"Alguns escritores deviam ser literalmente venerados pela sua capacidade crítica e analítica da actual sociedade. Um destes é o mítico Guy Debord, que no livro «A Sociedade do Espectáculo» aponta tudo o que é desprezável no mundo actual: a representação, a aparência, o irrealismo, a falsificação, que são a vida quotidiana de todos nós.
Inicialmente Debord distingue apenas duas tipologias do espectáculo ligadas a dois diferentes sistemas políticos: «O espectáculo concentrado» típico das sociedades totalitárias e ditatoriais, no qual em geral o indivíduo é levado a identificar-se com um só homem, através de uma ditadura burocrática que priva as massas da escolha e «O espectáculo difuso» característico das democracias ocidentais, permeadas pelo consumismo e pela tirania do consumo.
Junta-se a estes um terceiro tipo, que parece muito mais próximo da actual realidade: «O espectáculo integrado», no qual a ficção prevalece sobre a realidade, a cópia sobre o original e a forma sobre o conteúdo.
Segundo Debord já não há nada de autêntico, sendo que tudo está concebido, produzido, vivido e move-se em função da imagem que deve atrair quem vê, que, por sua vez, faz isso obedecendo a outras necessidades ou pedidos de aparência.
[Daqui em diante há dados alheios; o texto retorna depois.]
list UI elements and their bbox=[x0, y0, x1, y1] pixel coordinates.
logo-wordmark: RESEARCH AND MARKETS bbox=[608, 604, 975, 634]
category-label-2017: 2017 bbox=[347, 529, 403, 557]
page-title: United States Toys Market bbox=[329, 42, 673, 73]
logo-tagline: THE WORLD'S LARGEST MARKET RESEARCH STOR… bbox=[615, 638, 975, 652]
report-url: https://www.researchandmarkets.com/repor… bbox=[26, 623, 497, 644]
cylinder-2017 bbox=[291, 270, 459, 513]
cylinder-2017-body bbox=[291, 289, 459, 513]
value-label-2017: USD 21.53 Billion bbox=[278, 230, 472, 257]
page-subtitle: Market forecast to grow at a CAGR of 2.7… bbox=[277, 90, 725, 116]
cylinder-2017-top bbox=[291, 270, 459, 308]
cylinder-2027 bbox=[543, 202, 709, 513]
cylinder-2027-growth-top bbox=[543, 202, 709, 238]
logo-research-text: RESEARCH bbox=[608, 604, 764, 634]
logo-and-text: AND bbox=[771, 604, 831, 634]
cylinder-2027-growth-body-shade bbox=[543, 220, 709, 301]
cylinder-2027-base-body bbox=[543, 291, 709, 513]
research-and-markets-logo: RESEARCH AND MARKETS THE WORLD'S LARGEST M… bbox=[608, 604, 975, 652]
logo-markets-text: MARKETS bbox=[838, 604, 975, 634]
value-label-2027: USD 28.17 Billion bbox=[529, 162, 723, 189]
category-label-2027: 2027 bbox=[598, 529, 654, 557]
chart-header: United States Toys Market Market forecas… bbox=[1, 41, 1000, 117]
Esta é a sociedade do espectáculo e nela também as mais elementares expressões da vida do homem como por exemplo a família, a instrução, o trabalho, os sentimentos, os pensamentos, as aspirações, seguem uma direcção única, aquela de se conformar ao meio, ao costume, à moda, à tendência do momento suprimindo qualquer necessidade ou chamamento interior, qualquer autenticidade e verdade. O exterior vale sempre mais do que o interior: tudo deve necessariamente aparecer, como se se tratasse apenas de objectos.
E quanto mais tempo passa, mais a análise de Debord se revela correcta. Basta olhar a actual política: em todo o Ocidente, existem dois blocos falsamente antitéticos, mas na realidade parentes estritos, as actuais direitas e esquerdas diferenciam-se entre elas apenas por alguns detalhes insignificantes. Já não há ninguém que se faça portador de ideias fortes e de visões completas do mundo que permitam mudá-lo e melhorá-lo. Muito menos prosaicamente, todos se afanam na administração de baixo nível, apenas para poder garantir ordenados chorudos e privilégios de casta. E os poucos que tentam opor-se a tudo isso, fazem-no repropondo infantilmente e de maneira acrítica e grotesca ideias que pertencem inexoravelmente aos tempos passados!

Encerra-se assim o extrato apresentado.